The car bombing in Ankara, which government officials have blamed on Kurdish militants, and the blast that killed six soldiers while traveling in a military van in the country's southeast, comes amid a worrying rise in attacks over the past couple of years, as Ankara struggles to keep a lid on the violence.
The recent attacks weren't the first for Turkey this year, with 10 people killed and 15 others injured in a suicide bomb blast in Istanbul on January 12.
Turkish authorities later identified the suicide bomber as a Daesh-affiliated Syrian man who had entered Turkey as a refugee.
The attacks further highlighted the security concerns associated with Turkey's humanitarian efforts, with country accepting large numbers of people fleeing the conflict in Syria.
A cleaner at Turkey's Sabiha Gokcen airport was killed in an early morning bomb attack on December 23.

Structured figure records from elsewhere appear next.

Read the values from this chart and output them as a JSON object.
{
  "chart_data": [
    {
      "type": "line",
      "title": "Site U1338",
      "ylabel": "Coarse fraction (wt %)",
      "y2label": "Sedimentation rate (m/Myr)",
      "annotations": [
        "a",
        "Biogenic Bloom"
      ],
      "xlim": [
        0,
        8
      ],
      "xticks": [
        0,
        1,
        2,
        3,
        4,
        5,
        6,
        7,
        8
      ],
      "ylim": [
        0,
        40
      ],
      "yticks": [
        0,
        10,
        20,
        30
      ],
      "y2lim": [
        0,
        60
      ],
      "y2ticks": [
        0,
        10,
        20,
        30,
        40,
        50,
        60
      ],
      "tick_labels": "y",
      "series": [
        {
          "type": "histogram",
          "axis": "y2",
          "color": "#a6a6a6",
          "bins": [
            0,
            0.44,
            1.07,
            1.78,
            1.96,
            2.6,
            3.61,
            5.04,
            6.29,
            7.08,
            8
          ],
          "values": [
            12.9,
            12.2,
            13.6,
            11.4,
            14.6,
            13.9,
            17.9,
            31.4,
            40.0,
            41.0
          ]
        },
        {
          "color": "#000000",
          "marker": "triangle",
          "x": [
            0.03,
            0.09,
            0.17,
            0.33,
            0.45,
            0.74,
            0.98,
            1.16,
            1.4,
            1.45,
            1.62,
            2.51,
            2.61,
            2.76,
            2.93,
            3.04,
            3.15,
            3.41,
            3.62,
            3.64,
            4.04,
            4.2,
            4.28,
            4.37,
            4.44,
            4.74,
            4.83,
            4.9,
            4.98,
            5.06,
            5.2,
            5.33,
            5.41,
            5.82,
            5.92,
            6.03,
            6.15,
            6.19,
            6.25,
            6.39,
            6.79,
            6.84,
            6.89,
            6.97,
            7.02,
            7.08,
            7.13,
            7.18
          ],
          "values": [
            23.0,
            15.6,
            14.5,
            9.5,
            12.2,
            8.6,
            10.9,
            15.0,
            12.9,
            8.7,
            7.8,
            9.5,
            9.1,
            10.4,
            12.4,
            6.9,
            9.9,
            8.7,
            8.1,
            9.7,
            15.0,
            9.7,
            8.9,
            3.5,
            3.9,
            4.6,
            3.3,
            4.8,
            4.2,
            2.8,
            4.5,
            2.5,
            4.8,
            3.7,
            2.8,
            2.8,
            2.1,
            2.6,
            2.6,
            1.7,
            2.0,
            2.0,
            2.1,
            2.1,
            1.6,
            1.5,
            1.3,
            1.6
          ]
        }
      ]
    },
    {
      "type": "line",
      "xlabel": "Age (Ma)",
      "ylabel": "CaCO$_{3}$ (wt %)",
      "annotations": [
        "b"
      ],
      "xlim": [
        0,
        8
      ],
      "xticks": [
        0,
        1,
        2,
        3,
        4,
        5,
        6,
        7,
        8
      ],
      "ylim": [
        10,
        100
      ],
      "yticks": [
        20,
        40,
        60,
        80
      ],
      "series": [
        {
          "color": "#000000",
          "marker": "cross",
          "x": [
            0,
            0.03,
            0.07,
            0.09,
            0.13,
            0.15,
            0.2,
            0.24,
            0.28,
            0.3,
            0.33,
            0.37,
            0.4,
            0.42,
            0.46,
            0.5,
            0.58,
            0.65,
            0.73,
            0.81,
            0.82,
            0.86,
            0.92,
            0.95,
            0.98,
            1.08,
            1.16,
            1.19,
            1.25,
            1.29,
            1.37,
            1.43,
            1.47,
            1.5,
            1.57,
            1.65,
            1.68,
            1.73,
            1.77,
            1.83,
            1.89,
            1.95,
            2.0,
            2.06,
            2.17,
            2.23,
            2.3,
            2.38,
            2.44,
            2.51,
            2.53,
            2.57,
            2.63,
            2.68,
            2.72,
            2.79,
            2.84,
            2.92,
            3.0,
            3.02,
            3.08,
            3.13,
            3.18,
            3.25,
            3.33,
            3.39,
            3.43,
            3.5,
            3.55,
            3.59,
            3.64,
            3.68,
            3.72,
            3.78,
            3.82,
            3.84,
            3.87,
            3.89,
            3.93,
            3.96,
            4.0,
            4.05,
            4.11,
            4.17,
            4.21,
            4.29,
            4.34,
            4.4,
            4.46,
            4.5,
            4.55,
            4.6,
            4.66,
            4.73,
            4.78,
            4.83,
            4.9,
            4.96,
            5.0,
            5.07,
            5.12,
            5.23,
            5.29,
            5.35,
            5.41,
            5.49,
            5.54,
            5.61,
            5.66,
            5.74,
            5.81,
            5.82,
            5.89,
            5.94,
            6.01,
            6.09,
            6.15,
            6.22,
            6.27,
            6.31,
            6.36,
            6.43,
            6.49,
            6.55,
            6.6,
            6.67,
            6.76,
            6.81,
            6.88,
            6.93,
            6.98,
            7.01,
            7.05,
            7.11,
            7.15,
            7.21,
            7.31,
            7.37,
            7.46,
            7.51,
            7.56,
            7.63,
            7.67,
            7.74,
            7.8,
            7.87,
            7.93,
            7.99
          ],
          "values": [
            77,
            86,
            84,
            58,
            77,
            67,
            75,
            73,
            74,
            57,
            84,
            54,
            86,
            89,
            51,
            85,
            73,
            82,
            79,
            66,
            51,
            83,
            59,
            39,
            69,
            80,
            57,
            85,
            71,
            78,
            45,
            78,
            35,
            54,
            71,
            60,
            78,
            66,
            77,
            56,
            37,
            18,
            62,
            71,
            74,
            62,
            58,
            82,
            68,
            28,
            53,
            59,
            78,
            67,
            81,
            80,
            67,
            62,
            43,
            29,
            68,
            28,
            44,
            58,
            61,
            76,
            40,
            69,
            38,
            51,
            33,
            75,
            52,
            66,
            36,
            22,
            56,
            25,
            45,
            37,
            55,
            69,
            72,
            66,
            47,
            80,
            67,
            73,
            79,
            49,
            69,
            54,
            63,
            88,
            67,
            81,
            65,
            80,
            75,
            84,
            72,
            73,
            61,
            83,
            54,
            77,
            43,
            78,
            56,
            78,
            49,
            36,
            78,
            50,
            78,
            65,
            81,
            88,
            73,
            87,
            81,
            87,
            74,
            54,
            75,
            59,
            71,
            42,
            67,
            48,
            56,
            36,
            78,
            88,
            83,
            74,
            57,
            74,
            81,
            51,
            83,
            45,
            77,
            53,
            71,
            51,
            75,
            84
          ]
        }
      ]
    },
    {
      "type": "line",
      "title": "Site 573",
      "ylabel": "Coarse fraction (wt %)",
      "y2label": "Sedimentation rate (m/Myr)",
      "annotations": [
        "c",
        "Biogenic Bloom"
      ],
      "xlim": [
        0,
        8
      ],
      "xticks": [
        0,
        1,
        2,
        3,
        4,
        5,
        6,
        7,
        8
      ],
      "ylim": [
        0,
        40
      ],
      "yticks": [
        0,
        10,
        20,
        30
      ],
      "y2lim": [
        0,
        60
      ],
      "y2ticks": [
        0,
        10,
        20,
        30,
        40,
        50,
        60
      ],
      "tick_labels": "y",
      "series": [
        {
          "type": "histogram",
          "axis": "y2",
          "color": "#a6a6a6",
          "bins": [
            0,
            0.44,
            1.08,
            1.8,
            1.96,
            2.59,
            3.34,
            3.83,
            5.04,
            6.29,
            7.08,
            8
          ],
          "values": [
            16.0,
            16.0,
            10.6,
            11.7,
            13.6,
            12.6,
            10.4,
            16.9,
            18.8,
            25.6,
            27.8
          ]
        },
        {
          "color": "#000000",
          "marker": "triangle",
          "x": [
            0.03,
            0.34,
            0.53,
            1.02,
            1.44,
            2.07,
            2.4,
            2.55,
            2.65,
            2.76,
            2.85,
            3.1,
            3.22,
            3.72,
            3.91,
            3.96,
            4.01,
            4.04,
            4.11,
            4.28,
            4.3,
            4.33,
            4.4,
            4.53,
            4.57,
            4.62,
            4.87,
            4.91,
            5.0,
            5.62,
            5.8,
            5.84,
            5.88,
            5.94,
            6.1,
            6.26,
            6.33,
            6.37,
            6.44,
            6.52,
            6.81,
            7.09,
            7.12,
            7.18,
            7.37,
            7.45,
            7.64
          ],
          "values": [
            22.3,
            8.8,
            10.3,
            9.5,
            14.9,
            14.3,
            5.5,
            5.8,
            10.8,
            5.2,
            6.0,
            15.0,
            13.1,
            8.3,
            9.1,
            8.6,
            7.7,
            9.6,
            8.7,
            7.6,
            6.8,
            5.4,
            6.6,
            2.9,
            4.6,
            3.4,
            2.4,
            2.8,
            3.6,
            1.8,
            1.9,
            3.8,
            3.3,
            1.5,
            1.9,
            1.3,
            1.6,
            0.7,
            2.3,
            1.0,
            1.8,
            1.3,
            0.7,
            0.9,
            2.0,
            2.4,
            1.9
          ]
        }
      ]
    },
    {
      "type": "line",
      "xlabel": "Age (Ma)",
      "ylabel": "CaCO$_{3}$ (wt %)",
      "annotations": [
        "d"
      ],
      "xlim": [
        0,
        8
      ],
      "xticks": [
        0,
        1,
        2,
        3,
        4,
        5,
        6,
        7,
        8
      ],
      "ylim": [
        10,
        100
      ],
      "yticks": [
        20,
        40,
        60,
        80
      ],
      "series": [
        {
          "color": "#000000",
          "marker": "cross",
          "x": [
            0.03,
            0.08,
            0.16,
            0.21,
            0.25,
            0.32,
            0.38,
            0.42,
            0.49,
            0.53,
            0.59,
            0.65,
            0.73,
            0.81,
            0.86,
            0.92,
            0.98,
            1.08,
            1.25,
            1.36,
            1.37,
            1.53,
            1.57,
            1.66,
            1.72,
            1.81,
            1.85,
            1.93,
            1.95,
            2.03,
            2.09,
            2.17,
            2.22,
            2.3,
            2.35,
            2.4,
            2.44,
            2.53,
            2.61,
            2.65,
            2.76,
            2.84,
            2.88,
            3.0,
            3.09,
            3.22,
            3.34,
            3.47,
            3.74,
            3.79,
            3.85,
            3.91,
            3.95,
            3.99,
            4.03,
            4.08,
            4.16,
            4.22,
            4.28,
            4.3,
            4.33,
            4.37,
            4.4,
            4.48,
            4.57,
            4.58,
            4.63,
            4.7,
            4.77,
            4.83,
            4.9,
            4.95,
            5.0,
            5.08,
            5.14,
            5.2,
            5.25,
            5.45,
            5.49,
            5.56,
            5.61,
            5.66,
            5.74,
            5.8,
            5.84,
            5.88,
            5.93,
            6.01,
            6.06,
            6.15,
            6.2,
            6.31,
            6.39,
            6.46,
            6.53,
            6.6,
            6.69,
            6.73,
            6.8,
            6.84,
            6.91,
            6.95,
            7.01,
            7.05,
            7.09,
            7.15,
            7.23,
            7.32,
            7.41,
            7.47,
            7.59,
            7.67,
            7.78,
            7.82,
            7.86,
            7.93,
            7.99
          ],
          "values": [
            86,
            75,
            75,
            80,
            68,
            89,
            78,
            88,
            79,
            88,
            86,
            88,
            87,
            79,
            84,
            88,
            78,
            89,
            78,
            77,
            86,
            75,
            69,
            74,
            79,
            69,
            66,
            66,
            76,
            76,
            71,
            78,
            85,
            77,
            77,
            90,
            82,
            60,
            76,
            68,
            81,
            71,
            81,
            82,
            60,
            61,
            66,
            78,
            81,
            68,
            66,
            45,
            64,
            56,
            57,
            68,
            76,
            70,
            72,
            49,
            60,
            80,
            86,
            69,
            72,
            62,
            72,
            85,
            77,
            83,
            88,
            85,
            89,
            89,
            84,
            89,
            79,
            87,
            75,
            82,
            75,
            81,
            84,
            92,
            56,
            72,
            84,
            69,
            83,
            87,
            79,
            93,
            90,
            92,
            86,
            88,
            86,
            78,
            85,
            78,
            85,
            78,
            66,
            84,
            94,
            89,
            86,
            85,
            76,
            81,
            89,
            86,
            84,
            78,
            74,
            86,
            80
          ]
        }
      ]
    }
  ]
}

In protests to the Turkish government's military actions against the Kurdistan Workers' Party (PKK), fellow militant group the Kurdistan Freedom Falcons claimed responsibility for the blast, which once again raised questions over how Ankara was managing the long-running feud with Kurdish nationalists.
This followed an earlier attack near Istanbul's Bayrampasa Metro station on December 1, which saw a parcel bomb detonated during evening rush hour, resulting in five people being taken to hospital.
103 people were killed and 250 others injured when two suicide bombers detonated explosives at a peace rally in Ankara on October 10.
The attack, which is the deadliest in Turkey's history, targeted a rally aimed at ending the violence between Turkish government authorities and Kurdish nationalists.
While two Daesh members were identified as the attackers, many raised questions over the target of the blasts and how security allowed such a tragedy to unfold.
Five police officers and two others were injured in a targeted bombing attack on a police station in Istanbul on August 10.
Authorities said the PKK were responsible for the attack, which came amid the breakdown of a truce between the Kurdish militant group and the government and with an increase in fighting in the country's Kurdish-dominated southeast.
Before the Istanbul blast in October, the deadliest attack Turkey had witnessed in many years took place in the town of Suruc on July 20, with 32 killed and more than 100 injured in a suicide bombing.
The bomber reportedly had links to Daesh, while many of those targeted were planning to travel to the Syrian city of Kobane to help with rebuilding efforts after the large parts of the city was destroyed during fighting between Kurdish groups and Daesh.
The first large-scale terror attack of 2015 took place on June 5, when four people were killed and more than 100 others injured during a bombing at a rally for the pro-Kurdish People's Democratic Party (HDP).
The attack raised widespread suspicion as it occurred just two days before Turkey's parliamentary elections and amid a time of increased support for the party, seen as one of the biggest obstacles for President Erdogan's AK Party.
The culprits for the attack still haven't been identified.